The following points highlight the six main types of genes. The types are: 1. Complementary Genes 2. Duplicate Genes 3. Polymeric Genes 4. Modifying Genes 5. Lethal Genes 6. Moveable Genes.
Type # 1. Complementary Genes:
Bateson and Punnett crossed two different white flowered varieties of sweet pea and obtained an F1 progeny of red flowered plants. On self-pollination the F1 plants gave an F2 progeny of 9 red and 7 white flowered plants. Single crosses between the red flowered variety and the two different white flowered varieties showed that the gene for red colour was dominant over the gene for each of the two white varieties.
The cross between the two white varieties can be explained by assuming two genes for red colour which must be present together, i.e., must act in a complementary way to each other. Thus each gene independently contributes something different but essential for synthesis of red pigment. If one of the two genes for red colour is absent, the result is a white flower. This explanation can be verified by making a checkerboard.
The inheritance of the colour of aleurone layer in corn also demonstrates interaction of complementary genes. The outermost layers of endosperm in the maturing corn kernels become modified into a specialised aleurone tissue, so named because the cells have rich deposits of aleurone grains.
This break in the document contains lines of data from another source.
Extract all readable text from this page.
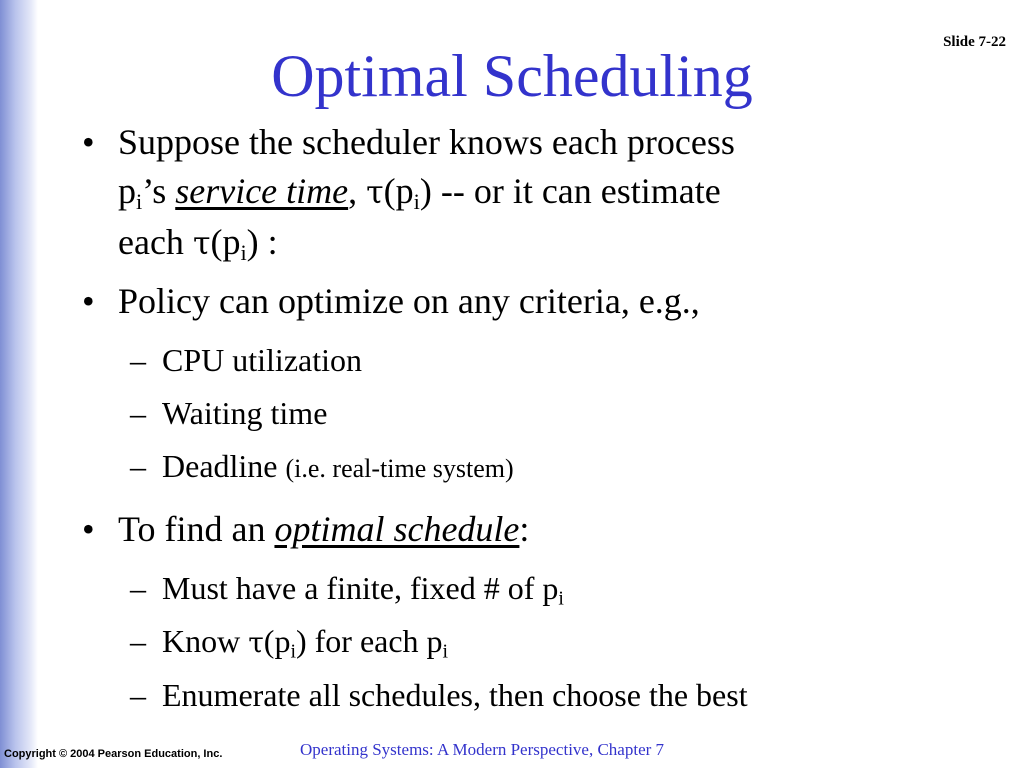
Slide 7-22
Optimal Scheduling
• Suppose the scheduler knows each process
$p_i’s$ service time, $\tau(p_i)$ -- or it can estimate
each $\tau(p_i)$ :
• Policy can optimize on any criteria, e.g.,
– CPU utilization
– Waiting time
– Deadline (i.e. real-time system)
• To find an optimal schedule:
– Must have a finite, fixed # of $p_i$
– Know $\tau(p_i)$ for each $p_i$
– Enumerate all schedules, then choose the best
Copyright © 2004 Pearson Education, Inc.	Operating Systems: A Modern Perspective, Chapter 7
In corn the aleurone layer is coloured due to anthocyanin pigments in the cells, and is controlled by complementary effect of two genes.
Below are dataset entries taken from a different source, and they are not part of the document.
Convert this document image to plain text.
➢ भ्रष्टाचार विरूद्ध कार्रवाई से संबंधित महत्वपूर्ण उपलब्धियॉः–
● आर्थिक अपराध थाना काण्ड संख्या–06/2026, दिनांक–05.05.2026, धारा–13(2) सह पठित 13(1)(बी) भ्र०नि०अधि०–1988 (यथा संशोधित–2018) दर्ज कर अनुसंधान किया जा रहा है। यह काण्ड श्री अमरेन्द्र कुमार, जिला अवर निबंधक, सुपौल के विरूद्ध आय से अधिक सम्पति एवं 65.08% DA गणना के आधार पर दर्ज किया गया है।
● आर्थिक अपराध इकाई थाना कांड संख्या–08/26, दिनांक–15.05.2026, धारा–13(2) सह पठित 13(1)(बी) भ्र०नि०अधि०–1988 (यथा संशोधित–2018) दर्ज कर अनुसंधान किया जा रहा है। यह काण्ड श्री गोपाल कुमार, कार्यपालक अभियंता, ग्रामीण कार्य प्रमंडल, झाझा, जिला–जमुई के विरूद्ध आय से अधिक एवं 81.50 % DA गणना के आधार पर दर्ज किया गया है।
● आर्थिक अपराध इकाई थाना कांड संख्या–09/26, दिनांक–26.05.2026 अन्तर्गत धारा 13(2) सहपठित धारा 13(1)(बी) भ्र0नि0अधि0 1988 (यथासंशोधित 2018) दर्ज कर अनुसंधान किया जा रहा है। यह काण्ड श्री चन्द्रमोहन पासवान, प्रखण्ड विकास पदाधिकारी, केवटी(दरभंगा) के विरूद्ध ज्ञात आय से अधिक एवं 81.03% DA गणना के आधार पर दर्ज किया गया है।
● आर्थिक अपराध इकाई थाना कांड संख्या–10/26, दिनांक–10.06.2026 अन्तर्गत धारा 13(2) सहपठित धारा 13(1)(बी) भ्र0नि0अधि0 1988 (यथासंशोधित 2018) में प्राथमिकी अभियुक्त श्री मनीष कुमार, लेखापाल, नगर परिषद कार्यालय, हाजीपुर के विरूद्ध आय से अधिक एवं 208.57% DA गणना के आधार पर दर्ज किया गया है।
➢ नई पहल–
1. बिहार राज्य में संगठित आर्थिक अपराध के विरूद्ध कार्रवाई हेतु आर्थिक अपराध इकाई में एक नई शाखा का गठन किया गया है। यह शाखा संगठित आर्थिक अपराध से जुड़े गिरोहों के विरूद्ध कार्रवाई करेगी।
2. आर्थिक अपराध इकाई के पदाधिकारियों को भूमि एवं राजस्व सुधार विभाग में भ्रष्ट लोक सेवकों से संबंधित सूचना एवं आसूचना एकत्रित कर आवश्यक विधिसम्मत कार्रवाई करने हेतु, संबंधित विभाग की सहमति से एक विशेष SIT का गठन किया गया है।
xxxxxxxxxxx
Type # 2. Duplicate Genes:
When two or more genes have the same effect on a given trait, they are referred to as duplicate genes. In maize the gene for yellow endosperm is dominant over white endosperm. A pure breeding yellow endosperm plant when crossed to a white endosperm plant yields yellow endosperm in F1.
On self-pollination of F1 hybrids an F2 generation of 15 yellow and 1 white endosperm is obtained. The yellow endosperm results from two independent dominant genes Y1 and Y2. When any one of these two dominant genes or both together are present, yellow endosperm is produced.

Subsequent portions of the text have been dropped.